Tuesday, November 2, 2010

The Fun of Voting

On my way in to vote today I was thinking back to the polling place where we used to go vote. You know...small town, older men and women who know everyone and everything. The first year we went there they knew all about us - who we were, the size of our family, which house we lived in.

This time around we were at a new polling place and I was wondering if I would be met by older men and women wondering where it was exactly that I lived.

I was not disappointed!

I walked in and stated my name and the elderly lady who was looking up my ticket commented about my address. "Where is that, I wonder? I live on that road, too and I can't place this address." I tried to explain where our house is at and then figured I had to pull out the ole standby, "I live in Mr. F's house."

"Oh, yes, of course. We know all about you! You have a relative, a brother or someone that walks with Wade and John." Noticing the very perplexed look on my face, another of the ladies tries to explain, "You know, Wade over on Wade's Road, he walks with one of your relatives."

"But I don't have any relatives around here," I stated.

"Yes, it's someone...maybe an uncle or something...a real nice, happy fella, they say." At this point the light dawns.

"Where do they walk together?" I ask.

"Over at the Mall." (as a side note, my Uncle lives and walks in a town that is about 20 minutes away from me!)

"Oh, yes, that would be my Uncle."

"Well, he just tells Wade all about you and your family and how you homeschool..."

Okay...I don't know Wade...I don't know any of these ladies.

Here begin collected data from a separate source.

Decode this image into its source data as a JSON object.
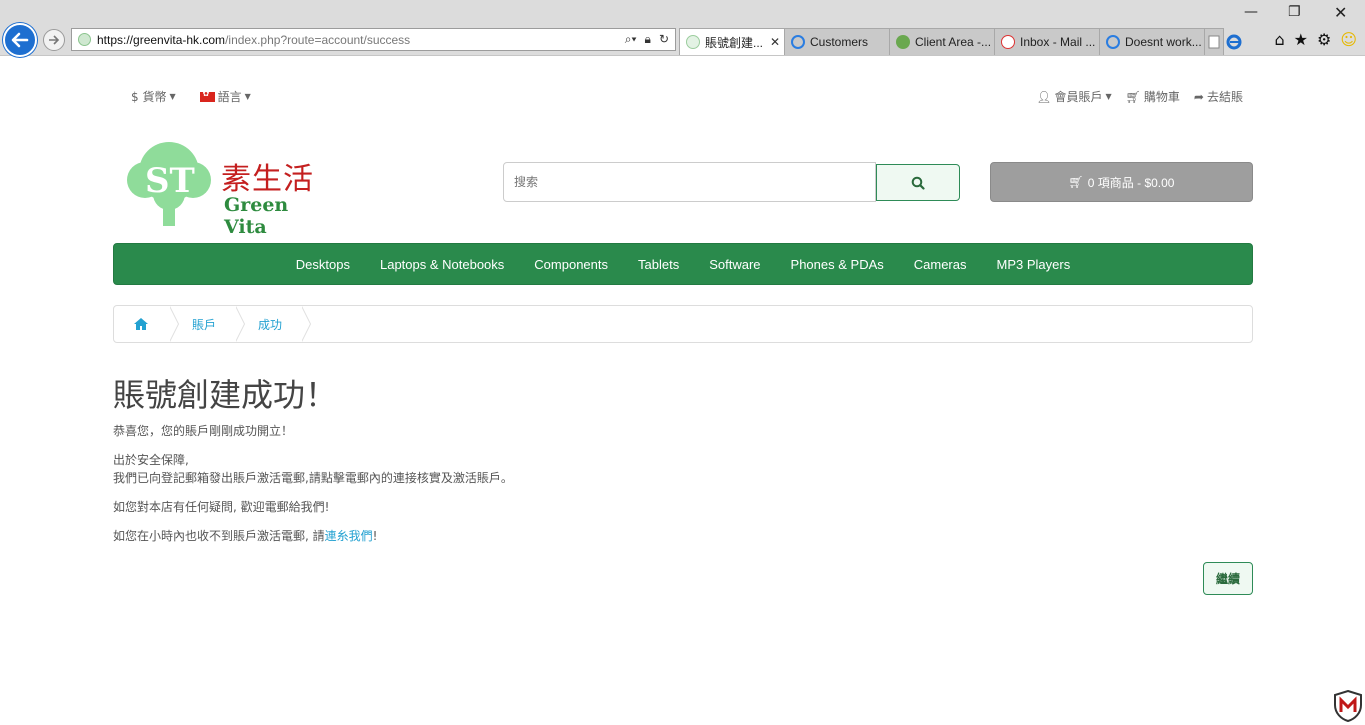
{
  "browser": {
    "url_domain": "https://greenvita-hk.com",
    "url_path": "/index.php?route=account/success",
    "tabs": [
      {
        "label": "賬號創建...",
        "active": true,
        "close": "✕"
      },
      {
        "label": "Customers",
        "active": false
      },
      {
        "label": "Client Area -...",
        "active": false
      },
      {
        "label": "Inbox - Mail ...",
        "active": false
      },
      {
        "label": "Doesnt work...",
        "active": false
      }
    ],
    "window_controls": {
      "minimize": "—",
      "restore": "❐",
      "close": "✕"
    }
  },
  "topbar": {
    "currency": "$ 貨幣",
    "language": "語言",
    "account": "會員賬戶",
    "cart": "購物車",
    "checkout": "去結賬"
  },
  "logo": {
    "cn": "素生活",
    "en": "Green Vita"
  },
  "search": {
    "placeholder": "搜索"
  },
  "cart_button": {
    "label": "0 項商品 - $0.00"
  },
  "menu": [
    "Desktops",
    "Laptops & Notebooks",
    "Components",
    "Tablets",
    "Software",
    "Phones & PDAs",
    "Cameras",
    "MP3 Players"
  ],
  "breadcrumb": {
    "account": "賬戶",
    "success": "成功"
  },
  "main": {
    "title": "賬號創建成功！",
    "p1": "恭喜您，您的賬戶剛剛成功開立！",
    "p2a": "出於安全保障,",
    "p2b": "我們已向登記郵箱發出賬戶激活電郵,請點擊電郵內的連接核實及激活賬戶。",
    "p3": "如您對本店有任何疑問, 歡迎電郵給我們!",
    "p4a": "如您在小時內也收不到賬戶激活電郵, 請",
    "p4link": "連糸我們",
    "p4b": "!",
    "continue": "繼續"
  },
  "colors": {
    "menu_bg": "#2a8a4c",
    "link": "#23a1d1",
    "cart_bg": "#9e9e9e"
  }
}
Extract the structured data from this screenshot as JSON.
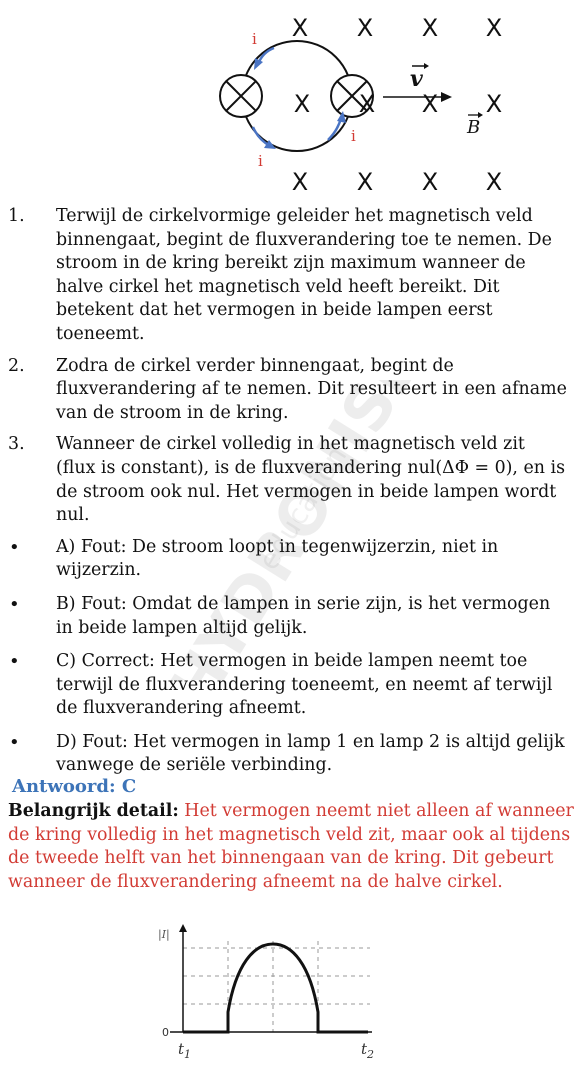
{
  "top_diagram": {
    "field_marks": [
      "X",
      "X",
      "X",
      "X",
      "X",
      "X",
      "X",
      "X",
      "X",
      "X",
      "X",
      "X",
      "X"
    ],
    "current_labels": [
      "i",
      "i",
      "i"
    ],
    "velocity_label": "v",
    "field_label": "B"
  },
  "items": [
    {
      "marker": "1.",
      "text": "Terwijl de cirkelvormige geleider het magnetisch veld binnengaat, begint de fluxverandering toe te nemen. De stroom in de kring bereikt zijn maximum wanneer de halve cirkel het magnetisch veld heeft bereikt. Dit betekent dat het vermogen in beide lampen eerst toeneemt."
    },
    {
      "marker": "2.",
      "text": "Zodra de cirkel verder binnengaat, begint de fluxverandering af te nemen. Dit resulteert in een afname van de stroom in de kring."
    },
    {
      "marker": "3.",
      "text": "Wanneer de cirkel volledig in het magnetisch veld zit (flux is constant), is de fluxverandering nul(ΔΦ = 0), en is de stroom ook nul. Het vermogen in beide lampen wordt nul."
    },
    {
      "marker": "•",
      "text": "A) Fout: De stroom loopt in tegenwijzerzin, niet in wijzerzin."
    },
    {
      "marker": "•",
      "text": "B) Fout: Omdat de lampen in serie zijn, is het vermogen in beide lampen altijd gelijk."
    },
    {
      "marker": "•",
      "text": "C) Correct: Het vermogen in beide lampen neemt toe terwijl de fluxverandering toeneemt, en neemt af terwijl de fluxverandering afneemt."
    },
    {
      "marker": "•",
      "text": "D) Fout: Het vermogen in lamp 1 en lamp 2 is altijd gelijk vanwege de seriële verbinding."
    }
  ],
  "answer": "Antwoord: C",
  "detail": {
    "lead": "Belangrijk detail:",
    "text": " Het vermogen neemt niet alleen af wanneer de kring volledig in het magnetisch veld zit, maar ook al tijdens de tweede helft van het binnengaan van de kring. Dit gebeurt wanneer de fluxverandering afneemt na de halve cirkel."
  },
  "graph": {
    "y_label": "|I|",
    "zero_label": "0",
    "t1_label": "t",
    "t1_sub": "1",
    "t2_label": "t",
    "t2_sub": "2"
  },
  "watermark": {
    "big": "HYDRONISE",
    "small": "education"
  }
}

It always unnerves me when I'm standing in front of a group of people and they know way more about me than I know about them. It just reminds me that even if we wanted to hide we wouldn't be able to. Someone out there, whether it be the government, or their informers - little old men and women who trade stories over coffee - knows where we are!

1 comment:

  1. When I went yesterday, I was signing in and giving my driver's license, etc... when the lady behind the desk/table said "well this is Roger Miller, of course." Um, do I know you? "No, but it's on the name-tag you're wearing there." Ah, that explains it.

    Still was a bit unnerving though.